After his solid, broadly based victories in New Hampshire and South Carolina, Donald Trump now holds a commanding position in the race for the Republican presidential nomination.
But Trump still faces two “known unknowns,” to borrow the memorable phrase from former Defense Secretary Donald Rumsfeld, an architect of the Iraq War that Trump now excoriates. One is whether Trump has a ceiling of support. The second is whether, even if he does, any of his remaining rivals can unify enough of the voters resistant to him to beat him.
So far the evidence suggests the answers are: maybe, and not yet. Indeed over the first three contests, Trump’s two principal remaining opponents have shown mirror-image weaknesses. Texas Senator Ted Cruz has assembled a coalition of support that is too narrow; Florida Senator Marco Rubio is building a coalition that is too shallow.

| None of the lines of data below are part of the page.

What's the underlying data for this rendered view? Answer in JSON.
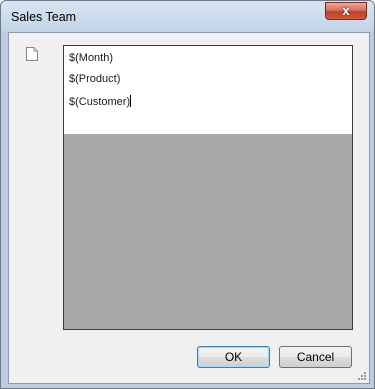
{
  "window": {
    "title": "Sales Team",
    "close_glyph": "x"
  },
  "editor": {
    "lines": [
      "$(Month)",
      "$(Product)",
      "$(Customer)"
    ]
  },
  "buttons": {
    "ok_label": "OK",
    "cancel_label": "Cancel"
  },
  "icons": {
    "document": "document-icon",
    "close": "close-icon",
    "grip": "resize-grip-icon"
  },
  "colors": {
    "editor_background": "#a9a9a9",
    "text_area": "#ffffff",
    "close_button": "#c0412c"
  }
}
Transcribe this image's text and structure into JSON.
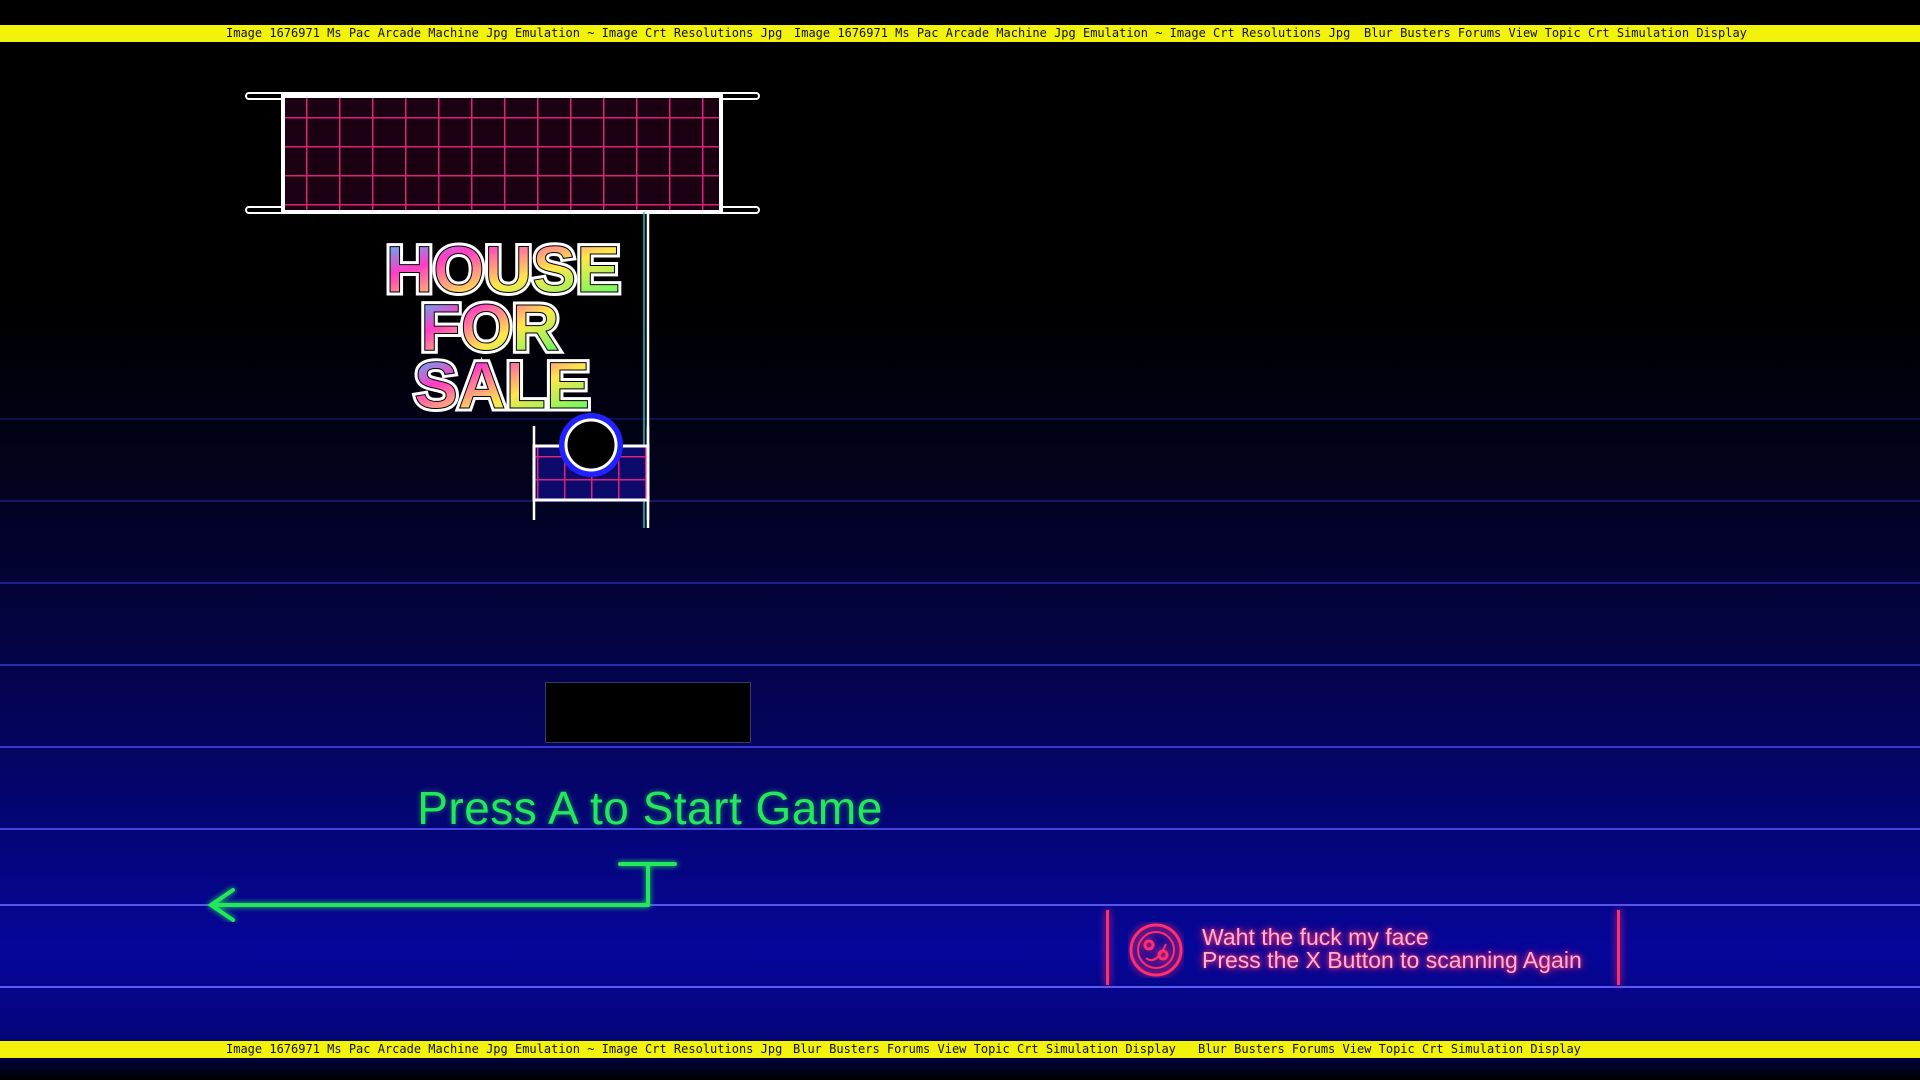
{
  "ticker_top": [
    "Image 1676971 Ms Pac Arcade Machine Jpg Emulation ~ Image Crt Resolutions Jpg",
    "Image 1676971 Ms Pac Arcade Machine Jpg Emulation ~ Image Crt Resolutions Jpg",
    "Blur Busters Forums View Topic Crt Simulation Display"
  ],
  "ticker_bottom": [
    "Image 1676971 Ms Pac Arcade Machine Jpg Emulation ~ Image Crt Resolutions Jpg",
    "Blur Busters Forums View Topic Crt Simulation Display",
    "Blur Busters Forums View Topic Crt Simulation Display"
  ],
  "sign": {
    "lines": [
      "HOUSE",
      "FOR",
      "SALE"
    ],
    "icon": "house-for-sale-sign"
  },
  "game": {
    "start_prompt": "Press A to Start Game",
    "arrow_icon": "left-arrow-icon"
  },
  "notice": {
    "icon": "face-scan-icon",
    "line1": "Waht the fuck my face",
    "line2": "Press the X Button to scanning Again"
  },
  "colors": {
    "ticker_bg": "#f2f20a",
    "prompt_green": "#22e85a",
    "neon_pink": "#ff2e6e",
    "grid_magenta": "#e0207a"
  }
}
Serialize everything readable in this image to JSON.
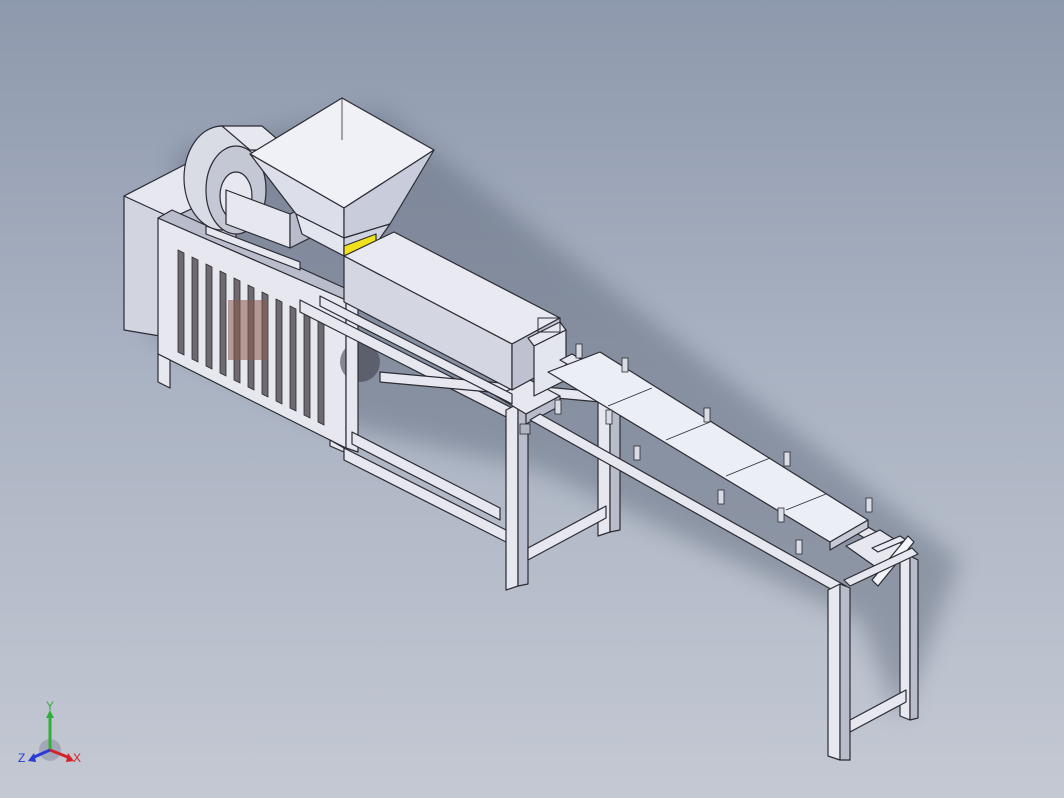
{
  "viewport": {
    "background_top": "#8e99ad",
    "background_bottom": "#c4c9d3"
  },
  "model": {
    "subject": "extruder-machine-with-conveyor",
    "accent_colors": {
      "hopper_band": "#f2e21e",
      "body": "#e6e7ef",
      "shadow": "#6c7688"
    }
  },
  "triad": {
    "x_label": "X",
    "y_label": "Y",
    "z_label": "Z",
    "x_color": "#d3232a",
    "y_color": "#2fae3a",
    "z_color": "#2a3bd6"
  }
}
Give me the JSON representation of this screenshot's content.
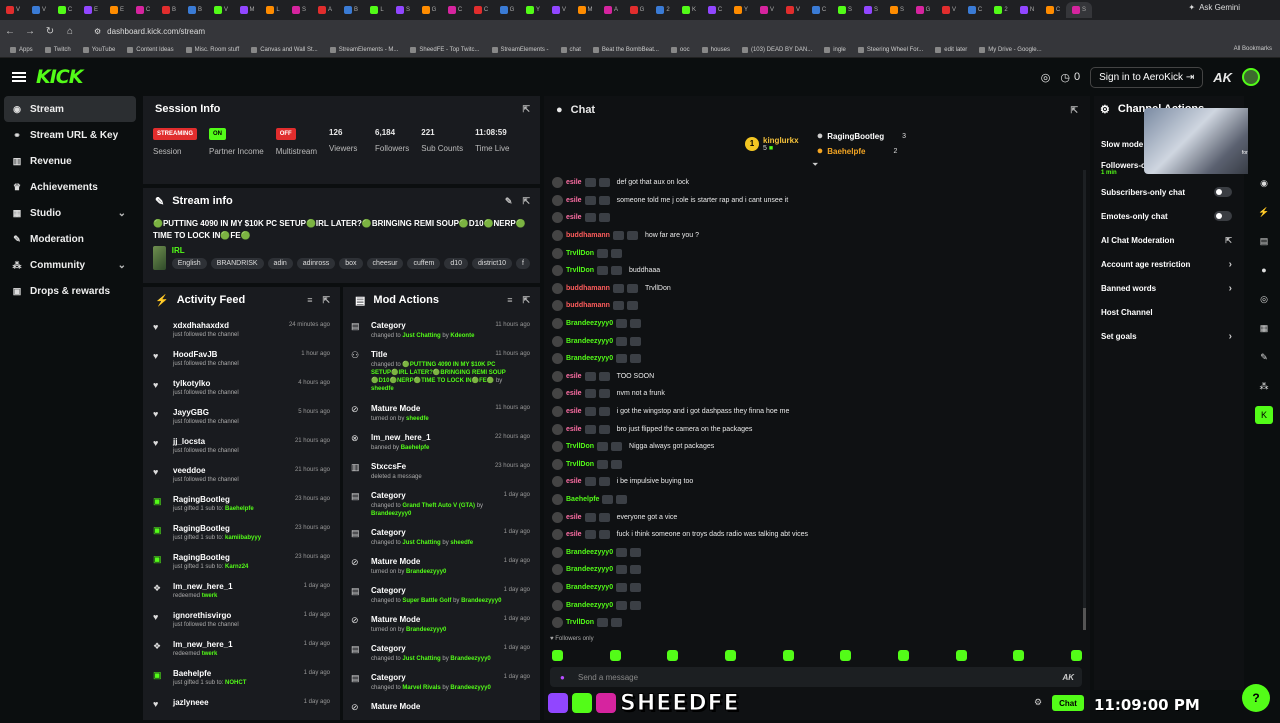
{
  "browser": {
    "tabs": [
      "V",
      "V",
      "C",
      "E",
      "E",
      "C",
      "B",
      "B",
      "V",
      "M",
      "L",
      "S",
      "A",
      "B",
      "L",
      "S",
      "G",
      "C",
      "C",
      "G",
      "Y",
      "V",
      "M",
      "A",
      "G",
      "2",
      "K",
      "C",
      "Y",
      "V",
      "V",
      "C",
      "S",
      "S",
      "S",
      "G",
      "V",
      "C",
      "2",
      "N",
      "C",
      "S"
    ],
    "ask_gemini": "Ask Gemini",
    "url": "dashboard.kick.com/stream",
    "bookmarks": [
      "Apps",
      "Twitch",
      "YouTube",
      "Content Ideas",
      "Misc. Room stuff",
      "Canvas and Wall St...",
      "StreamElements - M...",
      "SheedFE - Top Twitc...",
      "StreamElements -",
      "chat",
      "Beat the BombBeat...",
      "ooc",
      "houses",
      "(103) DEAD BY DAN...",
      "ingle",
      "Steering Wheel For...",
      "edit later",
      "My Drive - Google..."
    ],
    "all_bookmarks": "All Bookmarks"
  },
  "header": {
    "logo": "KICK",
    "viewer_count": "0",
    "signin_label": "Sign in to AeroKick",
    "ak_label": "AK"
  },
  "sidebar": {
    "items": [
      {
        "label": "Stream",
        "icon": "broadcast-icon"
      },
      {
        "label": "Stream URL & Key",
        "icon": "link-icon"
      },
      {
        "label": "Revenue",
        "icon": "chart-icon"
      },
      {
        "label": "Achievements",
        "icon": "trophy-icon"
      },
      {
        "label": "Studio",
        "icon": "studio-icon"
      },
      {
        "label": "Moderation",
        "icon": "wrench-icon"
      },
      {
        "label": "Community",
        "icon": "community-icon"
      },
      {
        "label": "Drops & rewards",
        "icon": "gift-icon"
      }
    ]
  },
  "session": {
    "title": "Session Info",
    "stats": [
      {
        "value": "STREAMING",
        "label": "Session"
      },
      {
        "value": "ON",
        "label": "Partner Income"
      },
      {
        "value": "OFF",
        "label": "Multistream"
      },
      {
        "value": "126",
        "label": "Viewers"
      },
      {
        "value": "6,184",
        "label": "Followers"
      },
      {
        "value": "221",
        "label": "Sub Counts"
      },
      {
        "value": "11:08:59",
        "label": "Time Live"
      }
    ]
  },
  "stream_info": {
    "title": "Stream info",
    "stream_title": "🟢PUTTING 4090 IN MY $10K PC SETUP🟢IRL LATER?🟢BRINGING REMI SOUP🟢D10🟢NERP🟢TIME TO LOCK IN🟢FE🟢",
    "category": "IRL",
    "tags": [
      "English",
      "BRANDRISK",
      "adin",
      "adinross",
      "box",
      "cheesur",
      "cuffem",
      "d10",
      "district10",
      "f"
    ]
  },
  "activity": {
    "title": "Activity Feed",
    "items": [
      {
        "name": "xdxdhahaxdxd",
        "desc": "just followed the channel",
        "highlight": "",
        "time": "24 minutes ago",
        "icon": "heart-icon"
      },
      {
        "name": "HoodFavJB",
        "desc": "just followed the channel",
        "highlight": "",
        "time": "1 hour ago",
        "icon": "heart-icon"
      },
      {
        "name": "tylkotylko",
        "desc": "just followed the channel",
        "highlight": "",
        "time": "4 hours ago",
        "icon": "heart-icon"
      },
      {
        "name": "JayyGBG",
        "desc": "just followed the channel",
        "highlight": "",
        "time": "5 hours ago",
        "icon": "heart-icon"
      },
      {
        "name": "jj_locsta",
        "desc": "just followed the channel",
        "highlight": "",
        "time": "21 hours ago",
        "icon": "heart-icon"
      },
      {
        "name": "veeddoe",
        "desc": "just followed the channel",
        "highlight": "",
        "time": "21 hours ago",
        "icon": "heart-icon"
      },
      {
        "name": "RagingBootleg",
        "desc": "just gifted 1 sub to:",
        "highlight": "Baehelpfe",
        "time": "23 hours ago",
        "icon": "gift-icon"
      },
      {
        "name": "RagingBootleg",
        "desc": "just gifted 1 sub to:",
        "highlight": "kamiibabyyy",
        "time": "23 hours ago",
        "icon": "gift-icon"
      },
      {
        "name": "RagingBootleg",
        "desc": "just gifted 1 sub to:",
        "highlight": "Karnz24",
        "time": "23 hours ago",
        "icon": "gift-icon"
      },
      {
        "name": "lm_new_here_1",
        "desc": "redeemed",
        "highlight": "twerk",
        "time": "1 day ago",
        "icon": "redeem-icon"
      },
      {
        "name": "ignorethisvirgo",
        "desc": "just followed the channel",
        "highlight": "",
        "time": "1 day ago",
        "icon": "heart-icon"
      },
      {
        "name": "lm_new_here_1",
        "desc": "redeemed",
        "highlight": "twerk",
        "time": "1 day ago",
        "icon": "redeem-icon"
      },
      {
        "name": "Baehelpfe",
        "desc": "just gifted 1 sub to:",
        "highlight": "NOHCT",
        "time": "1 day ago",
        "icon": "gift-icon"
      },
      {
        "name": "jazlyneee",
        "desc": "",
        "highlight": "",
        "time": "1 day ago",
        "icon": "heart-icon"
      }
    ]
  },
  "mod_actions": {
    "title": "Mod Actions",
    "items": [
      {
        "name": "Category",
        "pre": "changed to",
        "hl": "Just Chatting",
        "mid": "by",
        "by": "Kdeonte",
        "time": "11 hours ago",
        "icon": "category-icon"
      },
      {
        "name": "Title",
        "pre": "changed to",
        "hl": "🟢PUTTING 4090 IN MY $10K PC SETUP🟢IRL LATER?🟢BRINGING REMI SOUP🟢D10🟢NERP🟢TIME TO LOCK IN🟢FE🟢",
        "mid": "by",
        "by": "sheedfe",
        "time": "11 hours ago",
        "icon": "title-icon"
      },
      {
        "name": "Mature Mode",
        "pre": "turned on by",
        "hl": "",
        "mid": "",
        "by": "sheedfe",
        "time": "11 hours ago",
        "icon": "mature-icon"
      },
      {
        "name": "lm_new_here_1",
        "pre": "banned by",
        "hl": "",
        "mid": "",
        "by": "Baehelpfe",
        "time": "22 hours ago",
        "icon": "ban-icon"
      },
      {
        "name": "StxccsFe",
        "pre": "deleted a message",
        "hl": "",
        "mid": "",
        "by": "",
        "time": "23 hours ago",
        "icon": "delete-icon"
      },
      {
        "name": "Category",
        "pre": "changed to",
        "hl": "Grand Theft Auto V (GTA)",
        "mid": "by",
        "by": "Brandeezyyy0",
        "time": "1 day ago",
        "icon": "category-icon"
      },
      {
        "name": "Category",
        "pre": "changed to",
        "hl": "Just Chatting",
        "mid": "by",
        "by": "sheedfe",
        "time": "1 day ago",
        "icon": "category-icon"
      },
      {
        "name": "Mature Mode",
        "pre": "turned on by",
        "hl": "",
        "mid": "",
        "by": "Brandeezyyy0",
        "time": "1 day ago",
        "icon": "mature-icon"
      },
      {
        "name": "Category",
        "pre": "changed to",
        "hl": "Super Battle Golf",
        "mid": "by",
        "by": "Brandeezyyy0",
        "time": "1 day ago",
        "icon": "category-icon"
      },
      {
        "name": "Mature Mode",
        "pre": "turned on by",
        "hl": "",
        "mid": "",
        "by": "Brandeezyyy0",
        "time": "1 day ago",
        "icon": "mature-icon"
      },
      {
        "name": "Category",
        "pre": "changed to",
        "hl": "Just Chatting",
        "mid": "by",
        "by": "Brandeezyyy0",
        "time": "1 day ago",
        "icon": "category-icon"
      },
      {
        "name": "Category",
        "pre": "changed to",
        "hl": "Marvel Rivals",
        "mid": "by",
        "by": "Brandeezyyy0",
        "time": "1 day ago",
        "icon": "category-icon"
      },
      {
        "name": "Mature Mode",
        "pre": "",
        "hl": "",
        "mid": "",
        "by": "",
        "time": "",
        "icon": "mature-icon"
      }
    ]
  },
  "chat": {
    "title": "Chat",
    "gifters": [
      {
        "name": "kinglurkx",
        "count": "5"
      },
      {
        "name": "RagingBootleg",
        "count": "3"
      },
      {
        "name": "Baehelpfe",
        "count": "2"
      }
    ],
    "messages": [
      {
        "user": "esile",
        "color": "#ff6fa5",
        "msg": "def got that aux on lock"
      },
      {
        "user": "esile",
        "color": "#ff6fa5",
        "msg": "someone told me j cole is starter rap and i cant unsee it"
      },
      {
        "user": "esile",
        "color": "#ff6fa5",
        "msg": ""
      },
      {
        "user": "buddhamann",
        "color": "#ff5c5c",
        "msg": "how far are you ?"
      },
      {
        "user": "TrvllDon",
        "color": "#53fc18",
        "msg": ""
      },
      {
        "user": "TrvllDon",
        "color": "#53fc18",
        "msg": "buddhaaa"
      },
      {
        "user": "buddhamann",
        "color": "#ff5c5c",
        "msg": "TrvllDon"
      },
      {
        "user": "buddhamann",
        "color": "#ff5c5c",
        "msg": ""
      },
      {
        "user": "Brandeezyyy0",
        "color": "#53fc18",
        "msg": ""
      },
      {
        "user": "Brandeezyyy0",
        "color": "#53fc18",
        "msg": ""
      },
      {
        "user": "Brandeezyyy0",
        "color": "#53fc18",
        "msg": ""
      },
      {
        "user": "esile",
        "color": "#ff6fa5",
        "msg": "TOO SOON"
      },
      {
        "user": "esile",
        "color": "#ff6fa5",
        "msg": "nvm not a frunk"
      },
      {
        "user": "esile",
        "color": "#ff6fa5",
        "msg": "i got the wingstop and i got dashpass they finna hoe me"
      },
      {
        "user": "esile",
        "color": "#ff6fa5",
        "msg": "bro just flipped the camera on the packages"
      },
      {
        "user": "TrvllDon",
        "color": "#53fc18",
        "msg": "Nigga always got packages"
      },
      {
        "user": "TrvllDon",
        "color": "#53fc18",
        "msg": ""
      },
      {
        "user": "esile",
        "color": "#ff6fa5",
        "msg": "i be impulsive buying too"
      },
      {
        "user": "Baehelpfe",
        "color": "#53fc18",
        "msg": ""
      },
      {
        "user": "esile",
        "color": "#ff6fa5",
        "msg": "everyone got a vice"
      },
      {
        "user": "esile",
        "color": "#ff6fa5",
        "msg": "fuck i think someone on troys dads radio was talking abt vices"
      },
      {
        "user": "Brandeezyyy0",
        "color": "#53fc18",
        "msg": ""
      },
      {
        "user": "Brandeezyyy0",
        "color": "#53fc18",
        "msg": ""
      },
      {
        "user": "Brandeezyyy0",
        "color": "#53fc18",
        "msg": ""
      },
      {
        "user": "Brandeezyyy0",
        "color": "#53fc18",
        "msg": ""
      },
      {
        "user": "TrvllDon",
        "color": "#53fc18",
        "msg": ""
      }
    ],
    "followers_only": "Followers only",
    "input_placeholder": "Send a message",
    "send_label": "Chat",
    "overlay_name": "SHEEDFE"
  },
  "channel_actions": {
    "title": "Channel Actions",
    "rows": [
      {
        "label": "Slow mode",
        "type": "text"
      },
      {
        "label": "Followers-o",
        "sub": "1 min",
        "type": "text"
      },
      {
        "label": "Subscribers-only chat",
        "type": "toggle"
      },
      {
        "label": "Emotes-only chat",
        "type": "toggle"
      },
      {
        "label": "AI Chat Moderation",
        "type": "ext"
      },
      {
        "label": "Account age restriction",
        "type": "chev"
      },
      {
        "label": "Banned words",
        "type": "chev"
      },
      {
        "label": "Host Channel",
        "type": "none"
      },
      {
        "label": "Set goals",
        "type": "chev"
      }
    ],
    "video_text": "for fun"
  },
  "clock": "11:09:00 PM",
  "colors": {
    "accent": "#53fc18",
    "live": "#e12d2d"
  }
}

As in his New Hampshire win earlier this month, Trump’s support in South Carolina transcended many of the usual fissures in Republican politics, according to exit poll results posted by CNN. The one big exception remained education: In each of the first three contests, including the Iowa caucus, Trump has not run as well among voters with a college degree as with those lacking advanced education. But because those white-collar voters have fragmented among many choices, none of Trump’s rivals is consolidating enough of them to overcome the New Yorker’s dominant position among voters without a college degree. The simple equation that Trump has consolidated blue-collar Republicans while the party’s white collar wing remains divided remains the most powerful dynamic in the race, even as Trump has failed to exceed 35 percent of the vote in any of the initial contests.